The Supreme Court announced yesterday that it would hear the appeal of the government regarding Executive Order 13780, the second of the alleged ‘Muslim travel ban’ executive orders. In the interim, it significantly cut down the injunctions that lower courts had imposed on the executive order. Three of the conservative court judges (Alito, Gorsuch, Thomas) wanted the ban upheld in its entirety until the case could be heard in October, saying the compromise decision reached yesterday by the court was unworkable, because it will overly burden the Department of Homeland Security and Immigration and Customs Enforcement (ICE). However, their position was not adopted by the full court.
The court, including all of the justices considered moderate and liberal, did not want this travel ban circumvented by people with no connection to the U.S. They specifically made the point that coming into the U.S. if you’re not a citizen or green card holder is not a right. The ability to enter the U.S. only becomes a consideration if denying it would in some way harm a U.S. interest, either of a U.S. citizen, permanent resident or organization. Otherwise, “the balance tips in favor of the Government’s compelling need to provide for the Nation’s security.”
Thus the court decision written by the majority of the Justices struck down most of the injunction blocking the travel ban, leaving it in place to prevent immigration officials from stopping those people with some connection to the U.S. from entering the country. The court order did this not only for people wishing to travel to the U.S., but also for refugees. While section 3(c) of the second executive order contained some exceptions to the ban on regular travel for people with connections to the U.S., the order contained no such provisions for refugees that might have a connection to the U.S. However, with this injunction, the majority extended that same requirement for U.S. Customs and Border Protection officers to make case by case decisions for refugees making it possible for them to enter the United States if they have a connection to the country, such as a close family member, as they will for people otherwise wanting to travel to the U.S. from the “Muslim ban” targeted countries.

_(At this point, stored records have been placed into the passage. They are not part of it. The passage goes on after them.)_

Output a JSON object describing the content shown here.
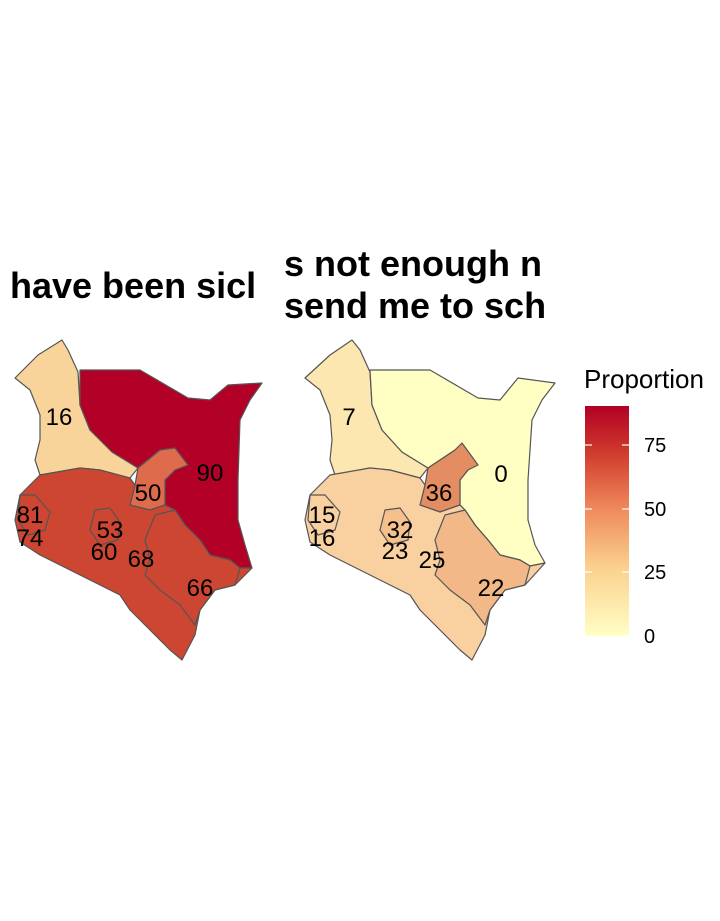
{
  "panels": [
    {
      "title": "have been sicl",
      "regions": [
        {
          "id": "north-west",
          "value": 16,
          "color": "#f9d49a"
        },
        {
          "id": "north-east",
          "value": 90,
          "color": "#b20026"
        },
        {
          "id": "central-east",
          "value": 50,
          "color": "#de6b4b"
        },
        {
          "id": "south",
          "value": 68,
          "color": "#cd4632"
        },
        {
          "id": "rest",
          "value": 53,
          "color": "#cd4632"
        }
      ],
      "labels": [
        "16",
        "90",
        "50",
        "81",
        "74",
        "53",
        "60",
        "68",
        "66"
      ]
    },
    {
      "title_lines": [
        "s not enough n",
        "send me to sch"
      ],
      "regions": [
        {
          "id": "north-west",
          "value": 7,
          "color": "#fde7b0"
        },
        {
          "id": "north-east",
          "value": 0,
          "color": "#ffffc4"
        },
        {
          "id": "central-east",
          "value": 36,
          "color": "#e48c62"
        },
        {
          "id": "south",
          "value": 22,
          "color": "#f3b887"
        },
        {
          "id": "rest",
          "value": 23,
          "color": "#f9d0a0"
        }
      ],
      "labels": [
        "7",
        "0",
        "36",
        "15",
        "16",
        "32",
        "23",
        "25",
        "22"
      ]
    }
  ],
  "legend": {
    "title": "Proportion",
    "ticks": [
      "75",
      "50",
      "25",
      "0"
    ],
    "range": [
      0,
      90
    ],
    "colors": [
      "#ffffcc",
      "#fed976",
      "#fd8d3c",
      "#e31a1c",
      "#b10026"
    ]
  }
}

More specifically, border officials will have to determine whether an applicant has a bona-fide connection to the U.S, such as, for example, a family member, and allow entry to those with such connections “on peril of contempt.” Justices Alito, Gorsuch and Thomas would have preferred that the entirety of the Executive Order be allowed to operate until the Supreme Court hearing because of the various exceptions that the decision imposes on border officials. They feared an outpouring of litigation resulting from this process of determining if exceptions to the order exist at the port of entry.

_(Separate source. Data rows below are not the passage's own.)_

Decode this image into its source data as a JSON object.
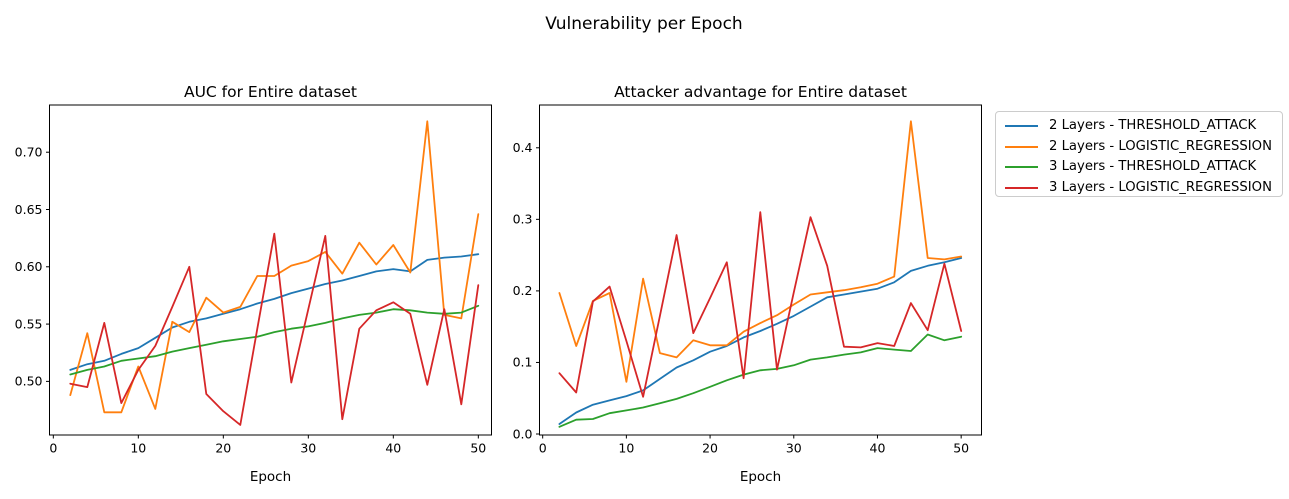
{
  "figure": {
    "suptitle": "Vulnerability per Epoch"
  },
  "legend": {
    "items": [
      {
        "label": "2 Layers - THRESHOLD_ATTACK",
        "color": "#1f77b4"
      },
      {
        "label": "2 Layers - LOGISTIC_REGRESSION",
        "color": "#ff7f0e"
      },
      {
        "label": "3 Layers - THRESHOLD_ATTACK",
        "color": "#2ca02c"
      },
      {
        "label": "3 Layers - LOGISTIC_REGRESSION",
        "color": "#d62728"
      }
    ]
  },
  "chart_data": [
    {
      "type": "line",
      "title": "AUC for Entire dataset",
      "xlabel": "Epoch",
      "grid": false,
      "x": [
        2,
        4,
        6,
        8,
        10,
        12,
        14,
        16,
        18,
        20,
        22,
        24,
        26,
        28,
        30,
        32,
        34,
        36,
        38,
        40,
        42,
        44,
        46,
        48,
        50
      ],
      "xlim": [
        -0.45,
        51.55
      ],
      "ylim": [
        0.4532,
        0.7412
      ],
      "xticks": [
        0,
        10,
        20,
        30,
        40,
        50
      ],
      "xtick_labels": [
        "0",
        "10",
        "20",
        "30",
        "40",
        "50"
      ],
      "yticks": [
        0.5,
        0.55,
        0.6,
        0.65,
        0.7
      ],
      "ytick_labels": [
        "0.50",
        "0.55",
        "0.60",
        "0.65",
        "0.70"
      ],
      "series": [
        {
          "name": "2 Layers - THRESHOLD_ATTACK",
          "color": "#1f77b4",
          "values": [
            0.51,
            0.515,
            0.518,
            0.524,
            0.529,
            0.538,
            0.547,
            0.552,
            0.555,
            0.559,
            0.563,
            0.568,
            0.572,
            0.577,
            0.581,
            0.585,
            0.588,
            0.592,
            0.596,
            0.598,
            0.596,
            0.606,
            0.608,
            0.609,
            0.611
          ]
        },
        {
          "name": "2 Layers - LOGISTIC_REGRESSION",
          "color": "#ff7f0e",
          "values": [
            0.488,
            0.542,
            0.473,
            0.473,
            0.513,
            0.476,
            0.552,
            0.543,
            0.573,
            0.56,
            0.565,
            0.592,
            0.592,
            0.601,
            0.605,
            0.613,
            0.594,
            0.621,
            0.602,
            0.619,
            0.595,
            0.727,
            0.558,
            0.555,
            0.646
          ]
        },
        {
          "name": "3 Layers - THRESHOLD_ATTACK",
          "color": "#2ca02c",
          "values": [
            0.506,
            0.51,
            0.513,
            0.518,
            0.52,
            0.522,
            0.526,
            0.529,
            0.532,
            0.535,
            0.537,
            0.539,
            0.543,
            0.546,
            0.548,
            0.551,
            0.555,
            0.558,
            0.56,
            0.563,
            0.562,
            0.56,
            0.559,
            0.56,
            0.566
          ]
        },
        {
          "name": "3 Layers - LOGISTIC_REGRESSION",
          "color": "#d62728",
          "values": [
            0.498,
            0.495,
            0.551,
            0.481,
            0.51,
            0.531,
            0.565,
            0.6,
            0.489,
            0.474,
            0.462,
            0.546,
            0.629,
            0.499,
            0.563,
            0.627,
            0.467,
            0.546,
            0.562,
            0.569,
            0.559,
            0.497,
            0.563,
            0.48,
            0.584
          ]
        }
      ]
    },
    {
      "type": "line",
      "title": "Attacker advantage for Entire dataset",
      "xlabel": "Epoch",
      "grid": false,
      "x": [
        2,
        4,
        6,
        8,
        10,
        12,
        14,
        16,
        18,
        20,
        22,
        24,
        26,
        28,
        30,
        32,
        34,
        36,
        38,
        40,
        42,
        44,
        46,
        48,
        50
      ],
      "xlim": [
        -0.38,
        52.43
      ],
      "ylim": [
        -0.0014,
        0.4598
      ],
      "xticks": [
        0,
        10,
        20,
        30,
        40,
        50
      ],
      "xtick_labels": [
        "0",
        "10",
        "20",
        "30",
        "40",
        "50"
      ],
      "yticks": [
        0.0,
        0.1,
        0.2,
        0.3,
        0.4
      ],
      "ytick_labels": [
        "0.0",
        "0.1",
        "0.2",
        "0.3",
        "0.4"
      ],
      "series": [
        {
          "name": "2 Layers - THRESHOLD_ATTACK",
          "color": "#1f77b4",
          "values": [
            0.014,
            0.03,
            0.041,
            0.047,
            0.053,
            0.061,
            0.077,
            0.093,
            0.103,
            0.115,
            0.123,
            0.135,
            0.144,
            0.154,
            0.165,
            0.178,
            0.191,
            0.195,
            0.199,
            0.203,
            0.212,
            0.228,
            0.235,
            0.24,
            0.246
          ]
        },
        {
          "name": "2 Layers - LOGISTIC_REGRESSION",
          "color": "#ff7f0e",
          "values": [
            0.197,
            0.123,
            0.186,
            0.197,
            0.073,
            0.217,
            0.113,
            0.107,
            0.131,
            0.124,
            0.124,
            0.143,
            0.155,
            0.166,
            0.181,
            0.195,
            0.198,
            0.201,
            0.205,
            0.21,
            0.22,
            0.437,
            0.246,
            0.244,
            0.248
          ]
        },
        {
          "name": "3 Layers - THRESHOLD_ATTACK",
          "color": "#2ca02c",
          "values": [
            0.01,
            0.02,
            0.021,
            0.029,
            0.033,
            0.037,
            0.043,
            0.049,
            0.057,
            0.066,
            0.075,
            0.083,
            0.089,
            0.091,
            0.096,
            0.104,
            0.107,
            0.111,
            0.114,
            0.12,
            0.118,
            0.116,
            0.139,
            0.131,
            0.136
          ]
        },
        {
          "name": "3 Layers - LOGISTIC_REGRESSION",
          "color": "#d62728",
          "values": [
            0.085,
            0.058,
            0.185,
            0.206,
            0.13,
            0.052,
            0.165,
            0.278,
            0.141,
            0.19,
            0.24,
            0.078,
            0.31,
            0.09,
            0.198,
            0.303,
            0.235,
            0.122,
            0.121,
            0.127,
            0.123,
            0.183,
            0.145,
            0.238,
            0.144
          ]
        }
      ]
    }
  ]
}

This is not a complete victory for Donald Trump. However, this is a win for him, because the second executive order will accomplish most of what it was designed to do. It is important to note that the majority of the court also laid out what they would consider to be an inappropriate connection to the U.S., that in reality would only be an attempt to circumvent the ban. “For example, a nonprofit group devoted to immigration issues may not contact foreign nationals from the designated countries, add them to client lists, and then secure their entry by claiming injury from their exclusion.”
One thing that is important to note about the decision is how the timing will now proceed. The travel ban itself will last for 90 days. As this is still June, that means that by the time 90 days has passed, it will be September. Thus the travel ban will expire before the Supreme court even hears the case. Moreover, the refugee ban, which lasts 120 days, will expire in October. By the time this case is heard in full before the Supreme Court, therefore, the entire Executive Order may be a moot point.
Nonetheless, this decision is an indication of how the Supreme Court will consider the matter in October if the case is heard then. It appears the Court is more sympathetic to Trump’s order than were the lower courts. Meanwhile, most immigration attorneys expect that the court’s decision will create a lot more confusion and delays at ports of entry as immigration officials decide who qualifies and who does not under the new court-ordered arrangements.